The rail route would now have to pass through a national monument, threatening its wilderness and wildlife, and disrupting perhaps the largest landscape art project in North America. "City," created by Michael Heizer over the past half-century, is as large in size as the National Mall in Washington, D.C.

As reported by Juliet Eilperin in the Washington Post, the Basin and Range National Monument is the fulfillment of a long-held dream by U.S. Senate Democratic Leader Harry Reid. Reid, who hails from Searchlight, NV, loves Nevada's desert. He has also devoted his long and successful political career in the U.S. Senate to blocking the Yucca dump, as one of his highest priorities.
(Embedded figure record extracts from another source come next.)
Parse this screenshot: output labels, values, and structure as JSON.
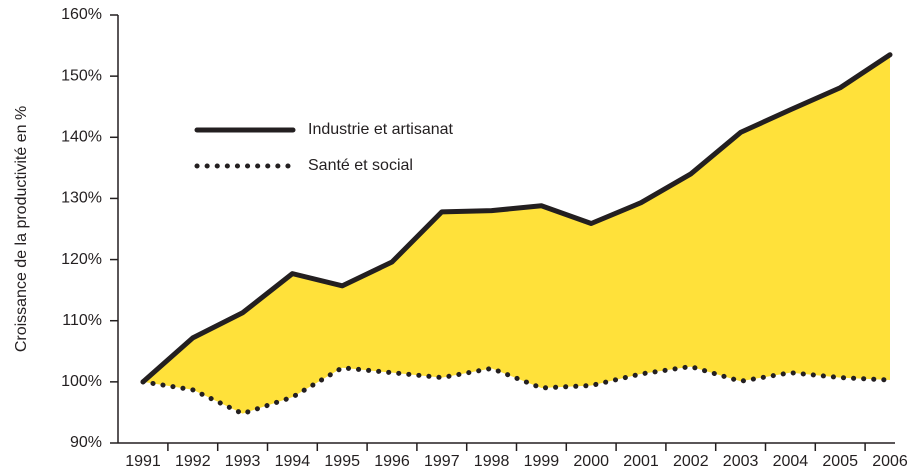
{
  "chart_data": {
    "type": "line",
    "ylabel": "Croissance de la productivité en %",
    "categories": [
      "1991",
      "1992",
      "1993",
      "1994",
      "1995",
      "1996",
      "1997",
      "1998",
      "1999",
      "2000",
      "2001",
      "2002",
      "2003",
      "2004",
      "2005",
      "2006"
    ],
    "series": [
      {
        "name": "Industrie et artisanat",
        "color": "#231f20",
        "style": "solid",
        "values": [
          100,
          107.2,
          111.3,
          117.7,
          115.7,
          119.6,
          127.8,
          128.0,
          128.8,
          125.9,
          129.3,
          134.0,
          140.8,
          144.5,
          148.1,
          153.5
        ]
      },
      {
        "name": "Santé et social",
        "color": "#231f20",
        "style": "dotted",
        "values": [
          100,
          98.7,
          94.8,
          97.5,
          102.3,
          101.5,
          100.7,
          102.2,
          99.0,
          99.4,
          101.3,
          102.5,
          100.1,
          101.5,
          100.7,
          100.3
        ]
      }
    ],
    "fill_between_color": "#ffe13a",
    "ylim": [
      90,
      160
    ],
    "yticks": [
      {
        "value": 90,
        "label": "90%"
      },
      {
        "value": 100,
        "label": "100%"
      },
      {
        "value": 110,
        "label": "110%"
      },
      {
        "value": 120,
        "label": "120%"
      },
      {
        "value": 130,
        "label": "130%"
      },
      {
        "value": 140,
        "label": "140%"
      },
      {
        "value": 150,
        "label": "150%"
      },
      {
        "value": 160,
        "label": "160%"
      }
    ],
    "legend": "upper left"
  }
}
This is not the first wilderness area to block a Mobile Chernobyl route and radioactive waste dump. In 2006, Sen. Reid worked with Republican colleagues from Nevada and Utah to create the Cedar Mountains federal wilderness area in Skull Valley, Utah. The designation effectively blocked the environmentally racist Private Fuel Storage, LLC high-level radioactive waste de facto permanent parking lot dump, targeted by a consortium of nuclear power utilities at the tiny Skull Valley Goshutes Indian Reservation west of Salt Lake City. The federal wilderness area was the first designated in Utah in a generation, brought about by the unlikely cooperation of traditional Native Americans, wilderness groups, and Utah's Mormon Republican political establishment.